In short, once the WGA strike ends, you're more likely to see a semi-sanitized JUNO TV series than the hybrid of Harlequin romance/New Age message/dollops of literature/occasional "action" of BEAUTY AND THE BEAST--a relic of an age when some members of the mass audience placed a high value on entertainment depicting non-ironic sincerity.

 

Sunday, December 9, 2007

Thumbs up (hope Disney doesn't sue me) for STARTING OUT IN THE EVENING.

It's not being released through a major studio's boutique division, but STARTING OUT IN THE EVENING is a specialty film as good as (or maybe better than) most of the literate/upscale product that will be campaigning for Independent Spririt/Golden Globe/Academy Awards recognition.

And if you're a writer, this film (along with ATONEMENT) will have special resonance for you--regardless of what level of "craft" or "success" you have achieved.

Here's a link to a page on the distributor's website which describes the film:

http://www.roadsideattractions.com/Catalog/FilmLibrary.asp?BusinessUnitID=%7B3134273E-EA18-4451-AC2B-40C0CC73ED2D%7D&ProjectID=%7BECD239F2-668A-4AEE-858E-E26751721E52%7D

In a perfect world, Frank Langella would be one of the five Best Actor Oscar nominees for his performance, but he'll probably have to save his acceptance speech until 2009 for his performance as Richard Nixon in next year's Ron Howard-directed adaptation of Peter Morgan's play FROST/NIXON.

Saturday, December 8, 2007

Re the WGA/AMPTP difficulties.

Thanks again to Jeffrey Wells for originally posting this link to the WGA's United Hollywood blog on his Hollywood-Elsewhere blog:

http://unitedhollywood.blogspot.com/2007/12/call-to-action-show-theres-no-money-in.html

The AMPTP isn't serious about finding common ground with the WGA; instead, it stages a dramatic walkout and hires a high-powered "crisis management" firm to start the demonization process in the public media.

Wednesday, December 5, 2007

Dana Perino and her latest gaffe.

Here's a link to the Dear Mr.

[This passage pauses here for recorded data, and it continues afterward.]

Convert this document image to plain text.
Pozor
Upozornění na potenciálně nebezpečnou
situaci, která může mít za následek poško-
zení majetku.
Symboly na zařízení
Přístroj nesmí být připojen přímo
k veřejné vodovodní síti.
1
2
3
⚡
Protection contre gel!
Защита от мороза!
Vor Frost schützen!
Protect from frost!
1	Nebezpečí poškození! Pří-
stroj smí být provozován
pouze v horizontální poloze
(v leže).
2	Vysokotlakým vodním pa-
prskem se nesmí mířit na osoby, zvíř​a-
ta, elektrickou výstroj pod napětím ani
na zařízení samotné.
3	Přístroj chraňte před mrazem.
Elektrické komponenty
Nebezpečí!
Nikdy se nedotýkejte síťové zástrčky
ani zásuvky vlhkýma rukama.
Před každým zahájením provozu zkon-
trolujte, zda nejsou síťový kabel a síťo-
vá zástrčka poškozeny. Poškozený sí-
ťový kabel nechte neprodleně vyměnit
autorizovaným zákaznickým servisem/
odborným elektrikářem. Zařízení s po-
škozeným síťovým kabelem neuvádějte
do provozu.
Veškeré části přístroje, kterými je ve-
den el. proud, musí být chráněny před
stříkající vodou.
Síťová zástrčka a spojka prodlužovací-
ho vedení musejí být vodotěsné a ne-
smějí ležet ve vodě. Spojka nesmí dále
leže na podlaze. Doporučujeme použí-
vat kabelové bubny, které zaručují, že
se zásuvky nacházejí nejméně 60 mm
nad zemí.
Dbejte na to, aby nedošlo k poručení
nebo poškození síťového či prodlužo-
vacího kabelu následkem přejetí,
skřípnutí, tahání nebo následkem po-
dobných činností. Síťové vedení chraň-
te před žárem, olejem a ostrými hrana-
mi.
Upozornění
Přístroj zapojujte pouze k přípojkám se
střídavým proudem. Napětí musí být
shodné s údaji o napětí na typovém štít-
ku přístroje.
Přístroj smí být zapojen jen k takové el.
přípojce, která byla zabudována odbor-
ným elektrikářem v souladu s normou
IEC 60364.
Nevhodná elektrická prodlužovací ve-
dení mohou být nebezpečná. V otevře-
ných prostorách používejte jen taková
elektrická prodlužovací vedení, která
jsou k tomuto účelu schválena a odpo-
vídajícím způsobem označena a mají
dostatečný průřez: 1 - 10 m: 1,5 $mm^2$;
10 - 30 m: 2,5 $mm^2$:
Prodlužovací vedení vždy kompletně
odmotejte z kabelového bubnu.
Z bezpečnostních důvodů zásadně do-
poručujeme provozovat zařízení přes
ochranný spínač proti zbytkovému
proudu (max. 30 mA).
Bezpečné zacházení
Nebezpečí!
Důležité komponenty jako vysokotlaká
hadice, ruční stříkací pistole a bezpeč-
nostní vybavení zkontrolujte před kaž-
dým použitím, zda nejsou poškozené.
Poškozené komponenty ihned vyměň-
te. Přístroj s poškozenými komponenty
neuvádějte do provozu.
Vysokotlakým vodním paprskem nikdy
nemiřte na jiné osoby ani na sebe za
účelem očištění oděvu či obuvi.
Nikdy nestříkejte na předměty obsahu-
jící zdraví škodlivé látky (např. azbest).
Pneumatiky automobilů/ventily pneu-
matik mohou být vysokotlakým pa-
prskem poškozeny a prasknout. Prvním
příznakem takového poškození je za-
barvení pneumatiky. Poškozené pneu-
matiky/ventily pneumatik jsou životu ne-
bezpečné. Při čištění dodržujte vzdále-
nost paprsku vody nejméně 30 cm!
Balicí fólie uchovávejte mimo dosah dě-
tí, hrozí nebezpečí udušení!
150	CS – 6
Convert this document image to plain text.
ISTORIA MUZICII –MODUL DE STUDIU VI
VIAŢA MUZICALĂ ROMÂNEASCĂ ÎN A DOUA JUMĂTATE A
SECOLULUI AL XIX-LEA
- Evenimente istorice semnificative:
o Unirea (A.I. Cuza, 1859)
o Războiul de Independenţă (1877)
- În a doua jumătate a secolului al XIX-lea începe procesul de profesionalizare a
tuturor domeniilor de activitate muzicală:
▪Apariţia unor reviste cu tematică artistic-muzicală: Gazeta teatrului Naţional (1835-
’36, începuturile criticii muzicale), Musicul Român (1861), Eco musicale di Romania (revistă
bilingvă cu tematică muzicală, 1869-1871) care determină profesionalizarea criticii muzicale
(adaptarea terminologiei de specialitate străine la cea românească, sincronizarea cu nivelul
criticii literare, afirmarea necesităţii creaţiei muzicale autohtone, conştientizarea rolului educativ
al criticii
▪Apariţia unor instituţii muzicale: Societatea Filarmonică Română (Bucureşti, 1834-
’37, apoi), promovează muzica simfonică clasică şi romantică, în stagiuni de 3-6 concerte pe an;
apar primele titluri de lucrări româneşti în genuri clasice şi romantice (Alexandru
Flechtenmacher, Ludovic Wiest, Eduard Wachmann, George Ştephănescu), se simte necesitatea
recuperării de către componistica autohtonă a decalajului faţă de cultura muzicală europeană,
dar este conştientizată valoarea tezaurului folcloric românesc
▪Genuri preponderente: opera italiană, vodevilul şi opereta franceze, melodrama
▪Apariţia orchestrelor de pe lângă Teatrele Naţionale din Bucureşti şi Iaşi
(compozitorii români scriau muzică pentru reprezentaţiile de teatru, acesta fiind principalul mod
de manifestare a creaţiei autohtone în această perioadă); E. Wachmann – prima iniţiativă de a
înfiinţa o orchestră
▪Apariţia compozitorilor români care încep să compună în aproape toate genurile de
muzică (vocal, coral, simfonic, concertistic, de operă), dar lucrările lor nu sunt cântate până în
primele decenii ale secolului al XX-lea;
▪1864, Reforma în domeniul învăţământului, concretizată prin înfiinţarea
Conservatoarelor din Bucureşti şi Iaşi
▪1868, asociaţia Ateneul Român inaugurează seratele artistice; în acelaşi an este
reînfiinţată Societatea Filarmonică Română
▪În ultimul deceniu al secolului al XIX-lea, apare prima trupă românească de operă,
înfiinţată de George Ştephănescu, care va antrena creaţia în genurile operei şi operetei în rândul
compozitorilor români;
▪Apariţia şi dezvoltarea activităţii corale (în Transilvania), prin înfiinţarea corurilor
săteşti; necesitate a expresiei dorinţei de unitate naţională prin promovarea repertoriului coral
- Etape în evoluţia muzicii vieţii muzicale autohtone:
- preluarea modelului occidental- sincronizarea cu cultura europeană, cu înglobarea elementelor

President blog, which has the full exchange of White House Press Secretary Dana Perino scolding veteran reporter Helen Thomas for asking too-probing questions re Iraq:

http://bratsche47.wordpress.com/2007/12/02/helen-thomas-vs-dana-perino/

Soon Ms. Perino may banish reporters entirely from the White House Press Room and replace them with stenographers.